Even though I am still a new blogger, have very little traffic, and live in the U.S., I decided to get a head of the game and make my blog GDPR. I believe it won’t be long before the U.S decides to follow suit.
Also, those lead magnets just about every blogger and website use to get you to sign up now have restrictions. You can still offer freebies and services but you can no longer use that persons information to send them weekly updates or emails about other services you may provide UNLESS they choose to do be opted in. If they sign up for the freebie and nothing else, then you are ONLY allowed to send the freebie and that’s it.
And that’s just a small part of the GDPR law. There is more to it than that but being a blogger, that is probably the biggest change most of us have to get use to.
So how can you become GDPR compliant?
Consent is key here. As I already mentioned, those lead magnets bloggers and websites use now have restrictions. You can still offer lead magnets but the person(s) signing up now have to give FULL consent that they wish to receive more from you than just the freebie. Pre-ticked boxes are no longer allowed. When a user signs up for the freebie, you must give options within the sign up box that ask the user to give consent to receive updates, new information, etc from you. If they do not check any other box other than what they are signing up for, you cannot send them anything else other than that specific service.

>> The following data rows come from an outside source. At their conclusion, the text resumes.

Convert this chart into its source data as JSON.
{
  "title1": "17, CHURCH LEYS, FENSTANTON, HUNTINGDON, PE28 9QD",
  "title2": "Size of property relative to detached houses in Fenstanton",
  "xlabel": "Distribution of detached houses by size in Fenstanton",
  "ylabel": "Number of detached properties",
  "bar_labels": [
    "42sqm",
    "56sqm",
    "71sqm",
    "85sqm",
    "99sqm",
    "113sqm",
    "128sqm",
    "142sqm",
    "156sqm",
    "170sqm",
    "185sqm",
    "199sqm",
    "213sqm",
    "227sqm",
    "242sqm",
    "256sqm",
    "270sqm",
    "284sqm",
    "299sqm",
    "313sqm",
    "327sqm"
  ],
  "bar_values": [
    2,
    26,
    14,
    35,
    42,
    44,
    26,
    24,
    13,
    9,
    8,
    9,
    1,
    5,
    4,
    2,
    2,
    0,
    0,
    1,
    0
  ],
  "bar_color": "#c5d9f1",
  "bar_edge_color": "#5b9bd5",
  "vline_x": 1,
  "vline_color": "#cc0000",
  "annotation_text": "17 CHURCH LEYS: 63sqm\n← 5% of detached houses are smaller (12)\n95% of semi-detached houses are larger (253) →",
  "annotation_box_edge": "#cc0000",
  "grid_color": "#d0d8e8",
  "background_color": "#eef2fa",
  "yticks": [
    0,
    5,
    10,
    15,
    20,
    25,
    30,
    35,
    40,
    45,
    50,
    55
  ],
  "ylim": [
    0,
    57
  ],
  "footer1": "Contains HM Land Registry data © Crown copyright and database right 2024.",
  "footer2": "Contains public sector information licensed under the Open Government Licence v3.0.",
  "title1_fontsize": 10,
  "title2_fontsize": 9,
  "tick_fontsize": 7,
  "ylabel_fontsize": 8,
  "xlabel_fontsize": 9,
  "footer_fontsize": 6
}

Since your blog or website will be collecting information, it is important to make sure your taking special security precautions. Once way to do this is to make sure your blog or website has SSL certification (your web address would be HTTPS instead of HTTP). I host with Siteground and they offer a free SSL certification through their hosting plans. Another way to help protect you blog or webite is to enable double opt-in. Not only does this help reduce bots from spamming your blog but it also helps protect you should you be questioned about a user giving consent.

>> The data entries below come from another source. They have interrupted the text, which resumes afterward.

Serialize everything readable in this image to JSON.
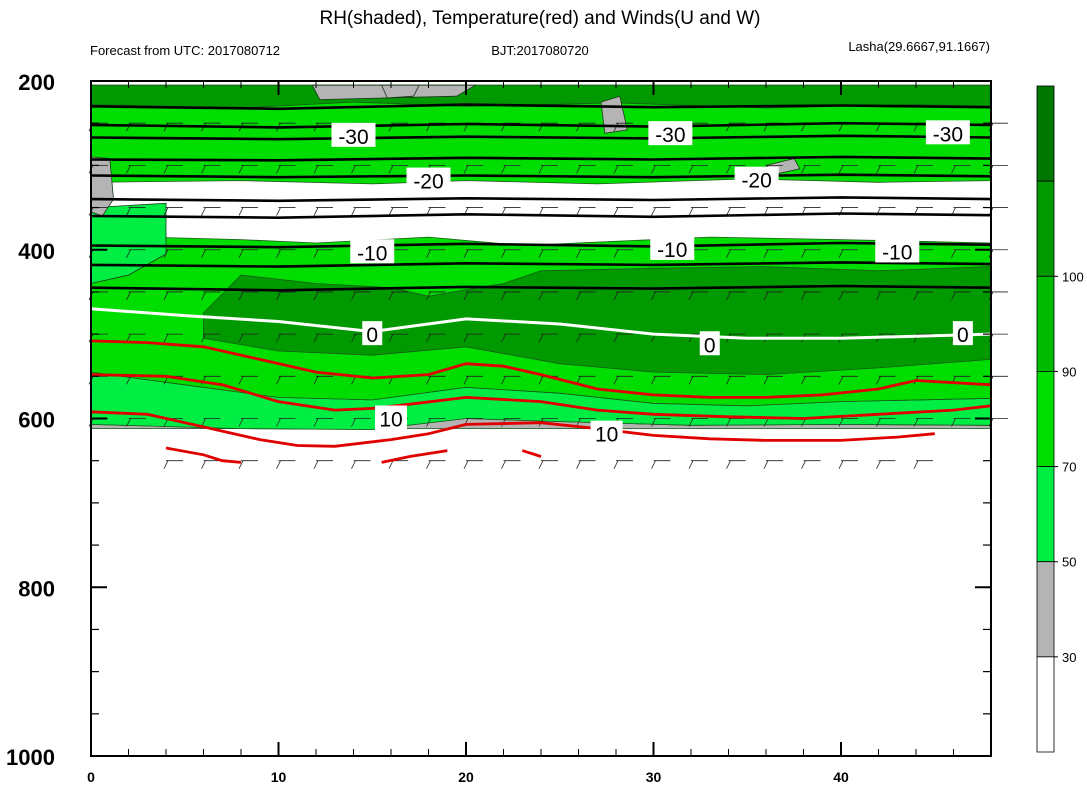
{
  "chart_data": {
    "type": "heatmap",
    "title": "RH(shaded), Temperature(red) and Winds(U and W)",
    "subtitle_left": "Forecast from UTC: 2017080712",
    "subtitle_center": "BJT:2017080720",
    "subtitle_right": "Lasha(29.6667,91.1667)",
    "x": {
      "range": [
        0,
        48
      ],
      "ticks": [
        0,
        10,
        20,
        30,
        40
      ],
      "tick_labels": [
        "0",
        "10",
        "20",
        "30",
        "40"
      ]
    },
    "y": {
      "range": [
        200,
        1000
      ],
      "inverted": true,
      "ticks": [
        200,
        400,
        600,
        800,
        1000
      ],
      "tick_labels": [
        "200",
        "400",
        "600",
        "800",
        "1000"
      ]
    },
    "colorbar": {
      "levels": [
        30,
        50,
        70,
        90,
        100
      ],
      "level_labels": [
        "30",
        "50",
        "70",
        "90",
        "100"
      ],
      "colors": [
        "#ffffff",
        "#b4b4b4",
        "#00ee44",
        "#00dd00",
        "#00bb00",
        "#009900",
        "#007700"
      ]
    },
    "rh_bands": [
      {
        "name": "terrain",
        "color": "#b4b4b4",
        "top": [
          [
            0,
            607
          ],
          [
            8,
            612
          ],
          [
            15,
            613
          ],
          [
            20,
            600
          ],
          [
            24,
            603
          ],
          [
            32,
            608
          ],
          [
            40,
            607
          ],
          [
            48,
            608
          ]
        ],
        "bottom": [
          [
            0,
            612
          ],
          [
            48,
            612
          ]
        ]
      },
      {
        "name": "50-70",
        "color": "#00ee44",
        "top": [
          [
            0,
            545
          ],
          [
            5,
            560
          ],
          [
            10,
            575
          ],
          [
            15,
            578
          ],
          [
            20,
            563
          ],
          [
            25,
            570
          ],
          [
            30,
            582
          ],
          [
            35,
            585
          ],
          [
            40,
            580
          ],
          [
            48,
            576
          ]
        ],
        "bottom": [
          [
            0,
            607
          ],
          [
            8,
            612
          ],
          [
            15,
            613
          ],
          [
            20,
            600
          ],
          [
            24,
            603
          ],
          [
            32,
            608
          ],
          [
            40,
            607
          ],
          [
            48,
            608
          ]
        ]
      },
      {
        "name": "70-90",
        "color": "#00dd00",
        "top": [
          [
            0,
            395
          ],
          [
            3,
            385
          ],
          [
            8,
            388
          ],
          [
            12,
            392
          ],
          [
            18,
            385
          ],
          [
            23,
            395
          ],
          [
            28,
            390
          ],
          [
            33,
            385
          ],
          [
            40,
            388
          ],
          [
            48,
            392
          ]
        ],
        "bottom": [
          [
            0,
            545
          ],
          [
            5,
            560
          ],
          [
            10,
            575
          ],
          [
            15,
            578
          ],
          [
            20,
            563
          ],
          [
            25,
            570
          ],
          [
            30,
            582
          ],
          [
            35,
            585
          ],
          [
            40,
            580
          ],
          [
            48,
            576
          ]
        ]
      },
      {
        "name": "90-100 core",
        "color": "#009900",
        "top": [
          [
            6,
            475
          ],
          [
            8,
            430
          ],
          [
            12,
            440
          ],
          [
            16,
            445
          ],
          [
            18,
            455
          ],
          [
            22,
            440
          ],
          [
            24,
            425
          ],
          [
            30,
            422
          ],
          [
            36,
            420
          ],
          [
            42,
            425
          ],
          [
            48,
            420
          ]
        ],
        "bottom": [
          [
            6,
            505
          ],
          [
            10,
            520
          ],
          [
            15,
            525
          ],
          [
            20,
            515
          ],
          [
            25,
            535
          ],
          [
            30,
            545
          ],
          [
            36,
            548
          ],
          [
            42,
            540
          ],
          [
            48,
            530
          ]
        ]
      },
      {
        "name": "upper 70-90",
        "color": "#00dd00",
        "top": [
          [
            0,
            205
          ],
          [
            48,
            205
          ]
        ],
        "bottom": [
          [
            0,
            320
          ],
          [
            8,
            318
          ],
          [
            15,
            322
          ],
          [
            20,
            318
          ],
          [
            27,
            322
          ],
          [
            35,
            316
          ],
          [
            42,
            320
          ],
          [
            48,
            318
          ]
        ]
      },
      {
        "name": "upper 90+",
        "color": "#009900",
        "top": [
          [
            0,
            205
          ],
          [
            48,
            205
          ]
        ],
        "bottom": [
          [
            0,
            228
          ],
          [
            8,
            232
          ],
          [
            14,
            225
          ],
          [
            20,
            230
          ],
          [
            28,
            226
          ],
          [
            36,
            232
          ],
          [
            44,
            228
          ],
          [
            48,
            230
          ]
        ]
      }
    ],
    "rh_patches": [
      {
        "color": "#00ee44",
        "points": [
          [
            0,
            350
          ],
          [
            4,
            345
          ],
          [
            4,
            405
          ],
          [
            2,
            430
          ],
          [
            0,
            440
          ]
        ]
      },
      {
        "color": "#b4b4b4",
        "points": [
          [
            0,
            290
          ],
          [
            1,
            292
          ],
          [
            1.2,
            340
          ],
          [
            0.6,
            360
          ],
          [
            0,
            355
          ]
        ]
      },
      {
        "color": "#b4b4b4",
        "points": [
          [
            11.8,
            205
          ],
          [
            20.5,
            205
          ],
          [
            19.5,
            218
          ],
          [
            12.2,
            222
          ]
        ]
      },
      {
        "color": "#b4b4b4",
        "points": [
          [
            15.5,
            205
          ],
          [
            17.5,
            205
          ],
          [
            17.2,
            218
          ],
          [
            15.8,
            220
          ]
        ]
      },
      {
        "color": "#b4b4b4",
        "points": [
          [
            27.2,
            225
          ],
          [
            28.2,
            218
          ],
          [
            28.6,
            258
          ],
          [
            27.4,
            262
          ]
        ]
      },
      {
        "color": "#b4b4b4",
        "points": [
          [
            36,
            300
          ],
          [
            37.5,
            292
          ],
          [
            37.8,
            304
          ],
          [
            36.6,
            310
          ]
        ]
      }
    ],
    "temperature_contours_black": [
      {
        "label": "-30",
        "label_at": [
          14,
          265
        ],
        "points": [
          [
            0,
            230
          ],
          [
            10,
            233
          ],
          [
            20,
            228
          ],
          [
            30,
            231
          ],
          [
            40,
            229
          ],
          [
            48,
            231
          ]
        ]
      },
      {
        "label": "-30",
        "label_at": [
          30.9,
          263
        ],
        "points": [
          [
            0,
            252
          ],
          [
            10,
            255
          ],
          [
            20,
            251
          ],
          [
            30,
            254
          ],
          [
            40,
            250
          ],
          [
            48,
            252
          ]
        ]
      },
      {
        "label": "-30",
        "label_at": [
          45.7,
          262
        ],
        "points": [
          [
            0,
            267
          ],
          [
            10,
            269
          ],
          [
            20,
            266
          ],
          [
            30,
            268
          ],
          [
            40,
            265
          ],
          [
            48,
            267
          ]
        ]
      },
      {
        "label": "",
        "label_at": null,
        "points": [
          [
            0,
            293
          ],
          [
            10,
            294
          ],
          [
            20,
            291
          ],
          [
            30,
            293
          ],
          [
            40,
            290
          ],
          [
            48,
            292
          ]
        ]
      },
      {
        "label": "-20",
        "label_at": [
          18,
          318
        ],
        "points": [
          [
            0,
            312
          ],
          [
            10,
            314
          ],
          [
            20,
            312
          ],
          [
            30,
            314
          ],
          [
            40,
            311
          ],
          [
            48,
            313
          ]
        ]
      },
      {
        "label": "-20",
        "label_at": [
          35.5,
          317
        ],
        "points": [
          [
            0,
            340
          ],
          [
            10,
            342
          ],
          [
            20,
            339
          ],
          [
            30,
            341
          ],
          [
            40,
            338
          ],
          [
            48,
            340
          ]
        ]
      },
      {
        "label": "",
        "label_at": null,
        "points": [
          [
            0,
            360
          ],
          [
            10,
            362
          ],
          [
            20,
            358
          ],
          [
            30,
            361
          ],
          [
            40,
            357
          ],
          [
            48,
            359
          ]
        ]
      },
      {
        "label": "-10",
        "label_at": [
          15,
          403
        ],
        "points": [
          [
            0,
            395
          ],
          [
            10,
            397
          ],
          [
            20,
            393
          ],
          [
            30,
            396
          ],
          [
            40,
            392
          ],
          [
            48,
            394
          ]
        ]
      },
      {
        "label": "-10",
        "label_at": [
          31,
          399
        ],
        "points": [
          [
            0,
            418
          ],
          [
            10,
            420
          ],
          [
            20,
            416
          ],
          [
            30,
            418
          ],
          [
            40,
            415
          ],
          [
            48,
            417
          ]
        ]
      },
      {
        "label": "-10",
        "label_at": [
          43,
          402
        ],
        "points": [
          [
            0,
            445
          ],
          [
            10,
            448
          ],
          [
            20,
            444
          ],
          [
            30,
            446
          ],
          [
            40,
            443
          ],
          [
            48,
            445
          ]
        ]
      }
    ],
    "zero_contour": {
      "label": "0",
      "labels_at": [
        [
          15,
          500
        ],
        [
          33,
          512
        ],
        [
          46.5,
          500
        ]
      ],
      "points": [
        [
          0,
          470
        ],
        [
          5,
          478
        ],
        [
          10,
          485
        ],
        [
          15,
          497
        ],
        [
          20,
          482
        ],
        [
          25,
          488
        ],
        [
          30,
          500
        ],
        [
          35,
          505
        ],
        [
          40,
          505
        ],
        [
          48,
          500
        ]
      ]
    },
    "temperature_contours_red": [
      {
        "label": "",
        "points": [
          [
            0,
            508
          ],
          [
            3,
            510
          ],
          [
            6,
            515
          ],
          [
            9,
            530
          ],
          [
            12,
            545
          ],
          [
            15,
            552
          ],
          [
            18,
            548
          ],
          [
            20,
            535
          ],
          [
            22,
            538
          ],
          [
            24,
            548
          ],
          [
            27,
            565
          ],
          [
            30,
            572
          ],
          [
            33,
            575
          ],
          [
            36,
            575
          ],
          [
            39,
            572
          ],
          [
            42,
            565
          ],
          [
            44,
            555
          ],
          [
            48,
            560
          ]
        ]
      },
      {
        "label": "10",
        "labels_at": [
          [
            16,
            600
          ]
        ],
        "points": [
          [
            0,
            548
          ],
          [
            4,
            550
          ],
          [
            7,
            560
          ],
          [
            10,
            580
          ],
          [
            13,
            590
          ],
          [
            15,
            588
          ],
          [
            17,
            583
          ],
          [
            20,
            575
          ],
          [
            24,
            580
          ],
          [
            27,
            590
          ],
          [
            30,
            595
          ],
          [
            34,
            598
          ],
          [
            38,
            600
          ],
          [
            42,
            595
          ],
          [
            46,
            590
          ],
          [
            48,
            585
          ]
        ]
      },
      {
        "label": "10",
        "labels_at": [
          [
            27.5,
            618
          ]
        ],
        "points": [
          [
            0,
            592
          ],
          [
            3,
            595
          ],
          [
            6,
            610
          ],
          [
            9,
            625
          ],
          [
            11,
            632
          ],
          [
            13,
            633
          ],
          [
            16,
            625
          ],
          [
            18,
            618
          ],
          [
            20,
            607
          ],
          [
            24,
            605
          ],
          [
            27,
            612
          ],
          [
            30,
            620
          ],
          [
            33,
            624
          ],
          [
            36,
            626
          ],
          [
            40,
            626
          ],
          [
            43,
            622
          ],
          [
            45,
            618
          ]
        ]
      },
      {
        "label": "",
        "points": [
          [
            4,
            635
          ],
          [
            6,
            643
          ],
          [
            7,
            650
          ],
          [
            8,
            652
          ]
        ]
      },
      {
        "label": "",
        "points": [
          [
            15.5,
            652
          ],
          [
            17,
            645
          ],
          [
            19,
            638
          ]
        ]
      },
      {
        "label": "",
        "points": [
          [
            23,
            638
          ],
          [
            24,
            645
          ]
        ]
      }
    ],
    "wind_barbs": {
      "levels": [
        250,
        300,
        350,
        400,
        450,
        500,
        550,
        600,
        650
      ],
      "x_step": 2
    }
  }
}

Those are a couple of things that will help you to get started in making your blog or website GDPR compliant. As I mentioned above, I am not an expert. Most of the information I found was difficult to understand. I believe most of the issue was that because this is something “new” (GDPR was passed in 2016 but not enforced until now), no one really knew how much of an affect it would be.
There are a few sites out there that offer explanations and tutorials out there for free. However, I cannot stress enough how worth it it was to pay for this GDPR course. I understand that it may be crazy to pay for something when you can get it for free. However, the biggest reason I decided to pay for the course was because it was offered by Lucrezia Iapichino who was a lawyer that specialized in EU law.
What will you get from this course?
This is how I made my blog GDPR complaint for now. I plan to make more changes in the future once I get a better handling on blogging more full time. Please understand that there is more to becoming GDPR compliant. What I have listed above are the major things I have done to make the change. I hope this information does help you get started.